Kasubdit II Dittipideksus Bareskrim Polri Kombes Chandra Sukma Kumara juga menyatakan platform Binomo berada dari Rusia.
"Awalnya kita kan nggak tahu nih Binomo ini di Indonesia apa Rusia. Tapi setelah ketangkapnya tersangka BEN ini, memang Binomo di Rusia itu masuk ke Indonesia melalui BEN," ucap Chandra di Mabes Polri, Jakarta, Kamis (7/4/2022).

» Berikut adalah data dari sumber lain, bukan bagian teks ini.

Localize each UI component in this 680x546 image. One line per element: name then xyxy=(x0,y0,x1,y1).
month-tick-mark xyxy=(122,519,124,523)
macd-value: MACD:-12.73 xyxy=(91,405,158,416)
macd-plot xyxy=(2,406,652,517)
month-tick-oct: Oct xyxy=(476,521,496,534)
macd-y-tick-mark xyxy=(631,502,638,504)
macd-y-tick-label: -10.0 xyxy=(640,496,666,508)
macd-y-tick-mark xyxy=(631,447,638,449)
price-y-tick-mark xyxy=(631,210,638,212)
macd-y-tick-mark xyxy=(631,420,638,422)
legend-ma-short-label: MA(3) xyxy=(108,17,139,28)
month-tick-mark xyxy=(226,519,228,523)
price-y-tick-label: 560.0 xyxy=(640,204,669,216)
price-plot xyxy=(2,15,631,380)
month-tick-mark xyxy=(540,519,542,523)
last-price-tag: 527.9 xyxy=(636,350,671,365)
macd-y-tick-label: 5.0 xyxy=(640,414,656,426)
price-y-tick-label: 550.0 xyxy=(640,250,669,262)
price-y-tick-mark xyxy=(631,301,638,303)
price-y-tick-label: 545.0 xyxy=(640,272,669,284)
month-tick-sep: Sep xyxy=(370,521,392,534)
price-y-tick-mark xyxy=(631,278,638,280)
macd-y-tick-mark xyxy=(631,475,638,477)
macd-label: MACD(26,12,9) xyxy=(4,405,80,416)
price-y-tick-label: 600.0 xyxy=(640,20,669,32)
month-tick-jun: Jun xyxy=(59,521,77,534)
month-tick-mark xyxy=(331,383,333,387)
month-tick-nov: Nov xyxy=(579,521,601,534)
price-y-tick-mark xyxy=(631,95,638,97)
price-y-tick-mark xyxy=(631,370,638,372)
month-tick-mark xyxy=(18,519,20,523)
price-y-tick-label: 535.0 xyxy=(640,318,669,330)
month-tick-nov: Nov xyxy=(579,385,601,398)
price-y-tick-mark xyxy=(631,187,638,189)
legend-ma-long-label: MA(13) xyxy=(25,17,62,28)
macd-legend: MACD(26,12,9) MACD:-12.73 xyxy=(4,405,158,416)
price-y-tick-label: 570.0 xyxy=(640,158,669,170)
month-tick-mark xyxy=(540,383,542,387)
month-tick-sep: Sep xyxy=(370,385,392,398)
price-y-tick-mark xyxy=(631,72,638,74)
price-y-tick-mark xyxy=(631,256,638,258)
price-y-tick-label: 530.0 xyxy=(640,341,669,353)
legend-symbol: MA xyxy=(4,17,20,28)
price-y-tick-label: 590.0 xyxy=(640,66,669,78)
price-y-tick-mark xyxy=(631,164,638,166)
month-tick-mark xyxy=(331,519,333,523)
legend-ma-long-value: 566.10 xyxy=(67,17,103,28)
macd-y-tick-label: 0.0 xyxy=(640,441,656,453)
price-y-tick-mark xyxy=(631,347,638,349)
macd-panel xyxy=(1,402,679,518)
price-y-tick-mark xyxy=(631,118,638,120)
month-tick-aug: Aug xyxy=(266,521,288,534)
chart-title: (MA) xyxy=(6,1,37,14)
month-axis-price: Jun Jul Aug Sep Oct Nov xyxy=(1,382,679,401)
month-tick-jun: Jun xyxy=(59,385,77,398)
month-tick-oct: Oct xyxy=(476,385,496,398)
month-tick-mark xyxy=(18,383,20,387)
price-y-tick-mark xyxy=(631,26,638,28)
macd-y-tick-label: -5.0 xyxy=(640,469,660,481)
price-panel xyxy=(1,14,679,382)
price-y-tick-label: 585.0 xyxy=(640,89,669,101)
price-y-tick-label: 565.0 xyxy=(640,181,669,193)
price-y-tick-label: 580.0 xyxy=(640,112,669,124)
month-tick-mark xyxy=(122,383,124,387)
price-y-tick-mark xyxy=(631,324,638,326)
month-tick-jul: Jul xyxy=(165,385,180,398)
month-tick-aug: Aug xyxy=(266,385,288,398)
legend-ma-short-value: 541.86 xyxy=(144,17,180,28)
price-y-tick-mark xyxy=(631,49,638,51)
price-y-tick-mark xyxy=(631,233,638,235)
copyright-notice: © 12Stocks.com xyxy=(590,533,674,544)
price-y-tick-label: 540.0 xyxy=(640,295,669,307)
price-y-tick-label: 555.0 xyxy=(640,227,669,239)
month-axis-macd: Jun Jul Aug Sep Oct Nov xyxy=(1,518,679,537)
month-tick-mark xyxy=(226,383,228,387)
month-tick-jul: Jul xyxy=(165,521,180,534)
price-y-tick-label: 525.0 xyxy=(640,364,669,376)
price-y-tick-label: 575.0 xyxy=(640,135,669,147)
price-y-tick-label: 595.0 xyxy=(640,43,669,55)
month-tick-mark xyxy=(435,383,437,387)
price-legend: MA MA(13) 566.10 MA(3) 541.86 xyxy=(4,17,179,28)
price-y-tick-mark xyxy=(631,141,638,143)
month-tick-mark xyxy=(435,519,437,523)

Sebagai informasi, Brian merupakan pegawai di perusahaan 404 Group di Rusia. Perusahaan itu berafiliasi dengan platform Binomo.
Chandra menyatakan, hanya Brian Edgar yang diutus oleh 404 Group untuk menangani platform Binomo di Indonesia. "Sementara untuk Binomo iya (cuma Brian)," ucapnya.
Lebih lanjut, Chandra menyebutkan, Brian hanya merekrut Indra Kenz (IK) dan Fakar Suhartami Pratama (FSP) untuk menjadi mitra di aplikasi Binomo.
Kendati demikian, pihaknya terus mendalami pihak-pihak terkait kasus Binomo. "Data ataupun digital forensik kita terus dalami. Karena orang itu (BEN) nggak mungkin ngomong atau ngaku, nggak akan. Begitu sudah kita sodorin angka (bukti) baru dia ngaku," jelas Chandra.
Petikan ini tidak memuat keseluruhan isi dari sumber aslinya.